In mid-October, the influential United States Court of Appeals for the Second Circuit heard oral arguments in a $1-billion battle over the responsibility of Internet intermediaries for infringing content posted by third parties on their systems. The appeal in Viacom Intl. v. YouTube Inc. involves crucial questions that may have a ripple effect on litigation taking place across the world. Along with the Veoh case being heard by the Ninth Circuit and the iiNet appeal being heard by the High Court of Australia this year, the results in the YouTube appeals will set important ground rules for Internet litigation for years to come.
The YouTube case stems from the early days in which YouTube was only a fledgling video service rather than the dominant source of video streams on the Internet.
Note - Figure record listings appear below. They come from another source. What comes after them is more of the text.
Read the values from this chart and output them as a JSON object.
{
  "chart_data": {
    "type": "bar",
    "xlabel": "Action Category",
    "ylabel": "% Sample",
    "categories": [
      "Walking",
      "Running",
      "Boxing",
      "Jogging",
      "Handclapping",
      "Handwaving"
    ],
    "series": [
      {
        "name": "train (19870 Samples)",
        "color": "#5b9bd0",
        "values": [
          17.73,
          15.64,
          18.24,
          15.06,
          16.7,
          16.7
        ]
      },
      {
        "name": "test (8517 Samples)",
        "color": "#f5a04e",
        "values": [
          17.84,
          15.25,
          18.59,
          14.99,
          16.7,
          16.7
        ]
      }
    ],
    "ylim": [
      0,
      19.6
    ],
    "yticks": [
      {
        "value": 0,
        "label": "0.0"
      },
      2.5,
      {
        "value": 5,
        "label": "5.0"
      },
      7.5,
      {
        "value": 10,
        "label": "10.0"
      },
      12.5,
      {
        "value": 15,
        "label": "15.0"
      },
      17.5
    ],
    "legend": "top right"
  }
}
Viacom alleged that YouTube became aware at an early date of copyright infringements taking place on its site, but did little to prevent them because traffic would “go from 100,000 views a day down to about 20,000 views or maybe even lower.” It also alleged that when Google purchased YouTube, its due diligence team warned that more than half of YouTube’s views infringed copyright. As a consequence, Viacom submitted that YouTube was liable for direct, contributory and vicarious infringement of some 79,000 copyrighted works between 2005 and 2008.
YouTube relied on the provisions of s. 512(c) of the Digital Millennium Copyright Act (DMCA), a statutory safe harbour available to persons who store information online “at the direction of a user”. YouTube contended that this provision did not require an “arduous screening process for every user-posted text, picture, and video,” as this ”would inhibit free expression and stifle the growth of the Internet.”
At trial, both Viacom and YouTube moved for summary judgment. The United States District Court for the Southern District of New York found that YouTube was entitled to the safe harbour. It dismissed an argument from Viacom that YouTube had become aware of a “red flag” from which infringing activity was apparent and had taken no action to remove or disable access to the infringing material. It concluded that to lose the safe harbour, YouTube had to have “knowledge of specific and identifiable infringements of particular individual items,” including “the works’ locations at the site.” Also importantly, the court concluded that although the safe harbour applied to “storage” activities, the transmission of works to YouTube users via Internet streaming was “within the collateral scope of storage and allied functions” and should also be protected.
This is a landmark case for the Internet era, and may well go to the U.S. Supreme Court regardless of which side wins on appeal.
Content owners are of the view that the statement of the Southern District creates a landscape in which host sites have too much deniability for infringements that form an essential part of their business models.
Hosts such as YouTube contend that with 48 hours of content uploaded every minute, it is unrealistic to expect it to proactively police infringing activity. This line of thought holds that remedies such as notice-and-takedown in the United States, which create incentives for hosts to swiftly take down infringing content on receipt of a notice of infringement under the DMCA, are sufficient to maintain a balance between societal interests in the protection of copyrighted content and the need for new ways to disseminate such content. Thus far, the iiNet case being heard in Australia has come to similar conclusions, with the arguments of the parties to be heard by the High Court of Australia early in December.